# Outstanding.



## teenagewoodworker (Jan 31, 2008)

sounds cool! i have a b&D. it works alright but from your description the Bosch outperforms it in every category! thanks for the review


----------



## WayneC (Mar 8, 2007)

Nice. Is it possible to hook it up to a vacume in place of the filter?


----------



## gizmodyne (Mar 15, 2007)

I agree. It is a nice ROS. Wayne I hook mine up to my vac via an extra adapter(around $10). The back of the sander is a rectangle.

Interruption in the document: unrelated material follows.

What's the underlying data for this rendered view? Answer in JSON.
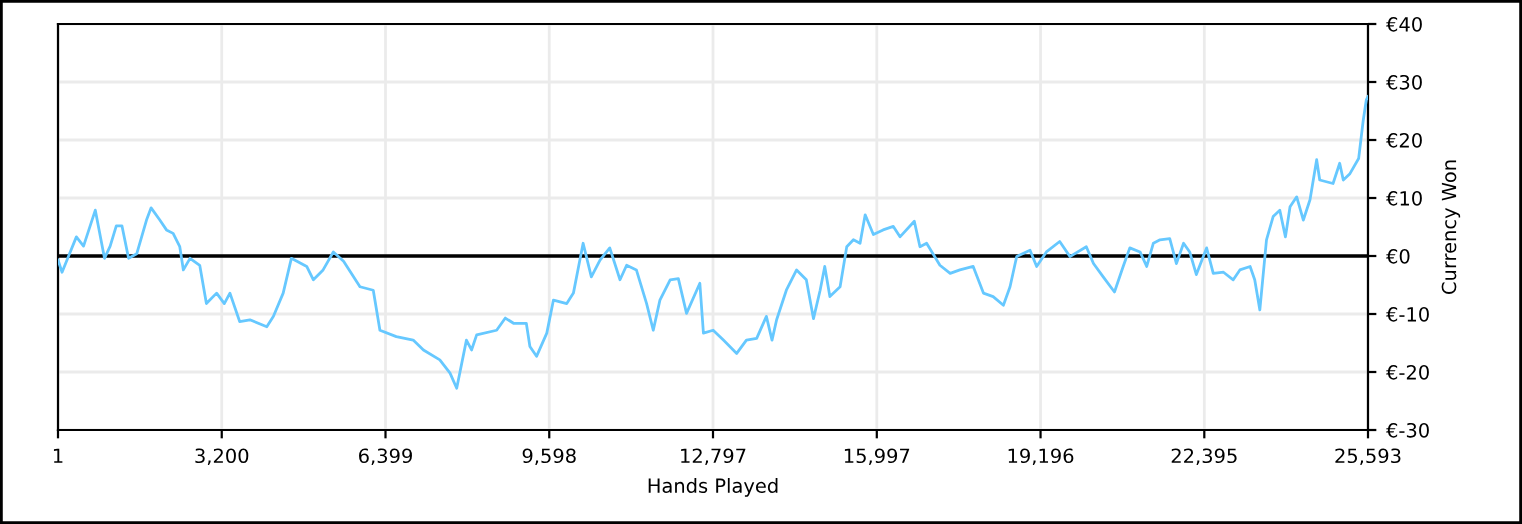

Performs much better with the vac.


----------



## pashley (Mar 22, 2008)

Yes, you can hook up a vacuum, per the previous comment. I should try it.


----------



## sbryan55 (Dec 8, 2007)

This is a nice review. Thanks for the info on the sander.


----------



## Beginningwoodworker (May 5, 2008)

I am looking at getting the same ROS!


----------



## perpetual_novice (Jan 9, 2009)

I bought one these this weekend. I LOVE it. After my first run, I was shone a bright industrial light from one side and tried as hard as I could to find scratch marks from a 220 grit and I couldn't find one. Just amazing.
The dust collection stunned me, seriously, NO DUST, the only way I could find dust was to run my hand over the piece. That was without a vacuum attached. I am of course a novice, but I feel as though I finally got a tool that completely exceeded my expectations. More exciting than my grizzly table saw or my incra wonder fence. I guess that makes me a simple man, but my finishes on those pieces of cherry are looking sweet.

Still can't align my tablesaw blade and and wonderfence


----------



## builtinabarn (Feb 17, 2009)

I just purchased this sander also. By Far, one of the best palm sanders I have ever had. I agree with "pashley" on this review…...incredible sander.


----------



## a1Jim (Aug 9, 2008)

Good reveiw I'm tempted but I already have 6 roa s


----------



## JohnGray (Oct 6, 2007)

Has anyone used the Bosch 2605510132 adapter on this sander and if so please post your comments. I've added links for 3 different sander adapters, comments on any or all?

http://www.amazon.com/gp/offer-listing/B0009H5L5I/ref=dp_olp_new?ie=UTF8&condition=new

PS - The other adapters are shown in/on the above link.
Thanks,
John


----------